Angels come in every shape and size.

And the Bible never refers to them as bearing giant feathered wings. (Or if it does, I haven’t found it bit yet.) I’ve been looking at some of the places where the Bible refers to angels; the Hebrew word that King James’s team translated as “angel” is mal’ak (not to be confused with the word for king, melek*). But actually, mal’ak means “messenger”. Most of the Bible stories where angels play a big role – like when Jacob saw angels climbing up and down to and from heaven, or when he wrestled with one, or when Lot entertained angels in Sodom, or when Elijah was comforted by one – also use the word to refer to human messengers. Jacob sent a mal’ak to see if Esau was still mad at him. Lot sent a mal’ak to the nearby kings. Elijah received a mal’ak from the king. Etc. Sometimes, the divine messengers are identified specifically as mal’ak Elohim or mal’ak Yehowah – messengers from God – to distinguish them from royal emissaries or other message-bearers.

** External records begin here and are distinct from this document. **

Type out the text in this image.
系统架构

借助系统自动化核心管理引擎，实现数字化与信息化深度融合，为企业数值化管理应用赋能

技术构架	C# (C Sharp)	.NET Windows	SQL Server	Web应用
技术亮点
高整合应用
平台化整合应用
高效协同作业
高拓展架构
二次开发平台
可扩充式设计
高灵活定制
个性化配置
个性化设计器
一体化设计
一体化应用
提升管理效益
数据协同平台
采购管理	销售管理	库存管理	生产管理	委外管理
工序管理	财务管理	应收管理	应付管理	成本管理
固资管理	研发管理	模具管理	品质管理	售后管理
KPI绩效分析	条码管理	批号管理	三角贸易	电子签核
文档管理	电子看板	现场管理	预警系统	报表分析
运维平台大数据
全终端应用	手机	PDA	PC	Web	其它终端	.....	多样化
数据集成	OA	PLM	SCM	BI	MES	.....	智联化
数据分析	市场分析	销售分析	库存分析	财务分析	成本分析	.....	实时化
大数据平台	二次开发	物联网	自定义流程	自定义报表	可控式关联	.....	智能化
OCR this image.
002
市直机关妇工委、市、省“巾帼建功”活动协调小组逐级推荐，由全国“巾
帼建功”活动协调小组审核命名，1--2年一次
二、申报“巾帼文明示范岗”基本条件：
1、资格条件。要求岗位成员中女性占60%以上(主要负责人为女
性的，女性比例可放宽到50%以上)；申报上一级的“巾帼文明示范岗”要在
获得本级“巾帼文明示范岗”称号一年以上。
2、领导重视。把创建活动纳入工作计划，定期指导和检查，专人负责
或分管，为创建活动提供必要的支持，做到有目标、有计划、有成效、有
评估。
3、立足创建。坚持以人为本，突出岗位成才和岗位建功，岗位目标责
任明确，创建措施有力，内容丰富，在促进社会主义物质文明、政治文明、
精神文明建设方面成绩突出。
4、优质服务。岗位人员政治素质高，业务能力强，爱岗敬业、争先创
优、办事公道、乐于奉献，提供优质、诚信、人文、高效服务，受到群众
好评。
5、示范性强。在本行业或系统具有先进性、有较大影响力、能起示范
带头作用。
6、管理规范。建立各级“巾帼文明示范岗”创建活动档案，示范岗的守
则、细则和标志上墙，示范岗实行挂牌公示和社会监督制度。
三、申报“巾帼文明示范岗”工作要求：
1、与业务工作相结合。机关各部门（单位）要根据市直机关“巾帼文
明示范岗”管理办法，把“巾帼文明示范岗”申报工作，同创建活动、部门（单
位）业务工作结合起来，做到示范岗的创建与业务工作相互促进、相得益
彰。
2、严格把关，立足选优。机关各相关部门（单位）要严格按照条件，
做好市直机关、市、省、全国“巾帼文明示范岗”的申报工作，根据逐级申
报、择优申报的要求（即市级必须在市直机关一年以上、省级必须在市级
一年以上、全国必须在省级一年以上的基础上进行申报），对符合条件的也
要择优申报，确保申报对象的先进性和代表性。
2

But the whole floating, winged, trumpet-blowing image…maybe that’s from Revelation or another part of the Bible I haven’t gotten to yet, but it’s certainly not universal.

So anyone who brings a message from God – or really, any message from God, however delivered – is an angel, as we commonly use the term.

I’m not really going anywhere with this, yet…but it’s interesting food for thought.

* Interesting sidenote: the Arabic word for king is malik. I don’t know much classical Arabic yet, but some of the few words I do know are very similar to Hebrew words – salaam and shalom for peace, shems and shemsh for sun, etc.